Isso não significa que não haja espaço para melhorias. monitoramento sísmico e oceanográfico Nem devemos baixar a guarda. Pelo contrário, os especialistas defendem que fortalecer os sistemas de alerta precocetanto diante de terremotos e eventos climáticos extremos, quanto por Melhorar a comunicação com os cidadãos Para evitar desinformação ou pânico desnecessário.
A utilidade do conhecimento populacional também é enfatizada. noções básicas de autoproteçãoComo agir em caso de terremoto, o que fazer se observar um comportamento incomum no mar ou como responder a um alerta oficial.
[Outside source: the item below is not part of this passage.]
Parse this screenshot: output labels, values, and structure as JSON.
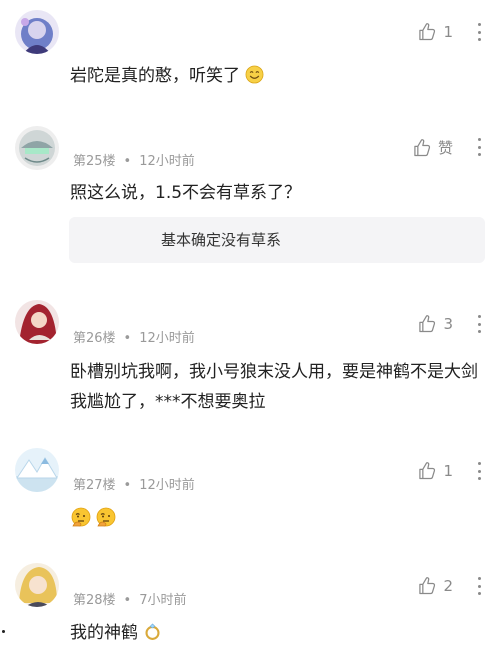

Essas orientações são semelhantes às divulgadas em países europeus ou na Espanha, como o Simulação de tsunami em Cádiz, para áreas costeiras expostas a tempestades severas ou episódios de ondas extremas.
Resumindo, o panorama atual da região indica que O cenário de um grande tsunami em Mar del Plata é altamente improvável.embora os riscos mais reais e frequentes continuem ligados a Tempestades vindas do sudeste, tempestades intensas e eventos atmosféricos capazes de gerar ondas anômalas.Manter a calma, informar-se através de fontes oficiais e compreender as particularidades da costa atlântica é, hoje, a melhor ferramenta para conviver com um mar que, embora por vezes fique fora de controlo, está longe dos grandes tsunamis que marcaram a história de outros oceanos.